As an interested family member, this is your opportunity to get your questions and concerns answered, and we’re here to help. We understand what an anxious process this can be, so we take our time explaining the details of what your loved one’s care and stay with us will involve, how you can assist in their recovery, and what to expect along the way.

Once a plan is in place, frequent updates are given to involved parties to improve the plan of care and ease any concerns.

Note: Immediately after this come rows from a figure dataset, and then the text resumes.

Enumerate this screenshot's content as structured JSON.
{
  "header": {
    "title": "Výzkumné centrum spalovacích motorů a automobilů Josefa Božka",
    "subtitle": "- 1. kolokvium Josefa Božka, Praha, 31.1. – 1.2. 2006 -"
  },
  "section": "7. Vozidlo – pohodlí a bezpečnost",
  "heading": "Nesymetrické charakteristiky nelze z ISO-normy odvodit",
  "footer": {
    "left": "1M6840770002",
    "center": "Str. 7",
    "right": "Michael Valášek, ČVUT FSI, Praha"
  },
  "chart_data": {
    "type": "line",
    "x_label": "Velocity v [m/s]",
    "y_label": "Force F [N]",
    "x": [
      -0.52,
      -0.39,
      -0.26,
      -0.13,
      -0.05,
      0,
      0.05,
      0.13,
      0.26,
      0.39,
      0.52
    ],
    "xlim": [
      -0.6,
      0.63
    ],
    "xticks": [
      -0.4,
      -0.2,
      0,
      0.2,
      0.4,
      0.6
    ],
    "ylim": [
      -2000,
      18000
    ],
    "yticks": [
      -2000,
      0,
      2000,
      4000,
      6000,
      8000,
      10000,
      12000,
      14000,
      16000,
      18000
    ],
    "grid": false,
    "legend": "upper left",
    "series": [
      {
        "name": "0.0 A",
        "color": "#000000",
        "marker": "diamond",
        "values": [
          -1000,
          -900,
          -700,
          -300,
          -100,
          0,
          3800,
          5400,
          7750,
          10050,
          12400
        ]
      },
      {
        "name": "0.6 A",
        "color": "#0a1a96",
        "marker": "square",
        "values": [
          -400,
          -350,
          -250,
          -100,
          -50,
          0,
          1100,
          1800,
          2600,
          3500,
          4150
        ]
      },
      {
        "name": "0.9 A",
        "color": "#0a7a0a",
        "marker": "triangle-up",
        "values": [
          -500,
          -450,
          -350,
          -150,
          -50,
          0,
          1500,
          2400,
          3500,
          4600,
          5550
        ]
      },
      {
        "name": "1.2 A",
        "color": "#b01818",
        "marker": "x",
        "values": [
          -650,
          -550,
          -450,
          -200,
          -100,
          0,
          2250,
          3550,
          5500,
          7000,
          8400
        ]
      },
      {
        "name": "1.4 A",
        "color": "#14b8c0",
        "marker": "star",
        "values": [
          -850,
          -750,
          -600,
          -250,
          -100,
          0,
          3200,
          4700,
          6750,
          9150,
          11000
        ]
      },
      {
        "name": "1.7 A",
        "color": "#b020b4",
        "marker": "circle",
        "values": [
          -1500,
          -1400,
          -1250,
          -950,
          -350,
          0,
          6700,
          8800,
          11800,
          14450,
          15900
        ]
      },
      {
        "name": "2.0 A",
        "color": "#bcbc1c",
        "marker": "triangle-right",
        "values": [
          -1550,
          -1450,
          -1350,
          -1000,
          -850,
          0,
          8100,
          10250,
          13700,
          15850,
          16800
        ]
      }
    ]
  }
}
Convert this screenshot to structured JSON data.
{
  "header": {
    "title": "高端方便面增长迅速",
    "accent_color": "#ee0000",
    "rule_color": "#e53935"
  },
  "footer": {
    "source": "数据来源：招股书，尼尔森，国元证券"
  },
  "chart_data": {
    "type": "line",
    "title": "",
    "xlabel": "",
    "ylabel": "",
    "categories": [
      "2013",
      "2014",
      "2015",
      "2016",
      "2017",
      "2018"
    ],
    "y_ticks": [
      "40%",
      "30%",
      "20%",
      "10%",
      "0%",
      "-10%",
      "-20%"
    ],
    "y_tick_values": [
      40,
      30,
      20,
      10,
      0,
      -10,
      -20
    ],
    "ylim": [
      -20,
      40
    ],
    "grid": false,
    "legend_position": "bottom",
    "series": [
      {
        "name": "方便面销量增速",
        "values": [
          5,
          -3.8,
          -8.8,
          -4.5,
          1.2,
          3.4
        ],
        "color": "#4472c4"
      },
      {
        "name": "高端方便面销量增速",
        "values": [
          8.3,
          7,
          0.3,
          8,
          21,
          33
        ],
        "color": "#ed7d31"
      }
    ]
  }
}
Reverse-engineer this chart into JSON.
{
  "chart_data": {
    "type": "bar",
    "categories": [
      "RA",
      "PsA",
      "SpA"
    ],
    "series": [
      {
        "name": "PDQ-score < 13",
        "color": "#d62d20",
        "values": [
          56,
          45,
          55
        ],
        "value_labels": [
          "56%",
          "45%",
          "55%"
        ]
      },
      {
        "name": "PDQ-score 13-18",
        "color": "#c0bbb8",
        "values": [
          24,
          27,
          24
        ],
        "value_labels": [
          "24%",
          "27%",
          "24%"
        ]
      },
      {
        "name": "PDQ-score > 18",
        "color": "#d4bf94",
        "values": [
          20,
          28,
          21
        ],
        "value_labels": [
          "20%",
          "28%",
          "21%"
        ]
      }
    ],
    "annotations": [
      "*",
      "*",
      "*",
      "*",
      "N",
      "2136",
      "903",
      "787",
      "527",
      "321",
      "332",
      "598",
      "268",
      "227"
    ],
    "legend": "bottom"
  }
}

The Discharge Plan: Get Well and Go Home

Discharge planning is initiated upon admission as the Care Plan is developed by the IDCT. Included in the discharge planning is the resident’s discharge outcome goal. The Discharge Plan provides a “road map” for returning the patient to their home and prior level of function, or to the highest level of function possible.

The discharge outcome goal is a reflection of the professional opinion of the team based on the initial evaluation, and is open for change based on the patient’s progress. The discharge outcome goal includes the following components:

• It will be developed with the resident and/or family goals in mind.

• It will include destination of the resident, sources of assistance available to the resident, level of assistance needed by the resident, adaptive equipment needed, and appropriate referral required.

The Outpatient Care Plan: Home Or Away, We’re Still Here to Help

Our outpatient programs are designed so that our patients can return to our therapy clinic for continued therapy if needed. The same therapists they got to know during their stay with us can continue to follow up with the patient through outpatient therapy. Our therapy programs are also often involved in local Assisted Living Centers and Senior Centers to provide wellness classes, ongoing training and education, and health screenings.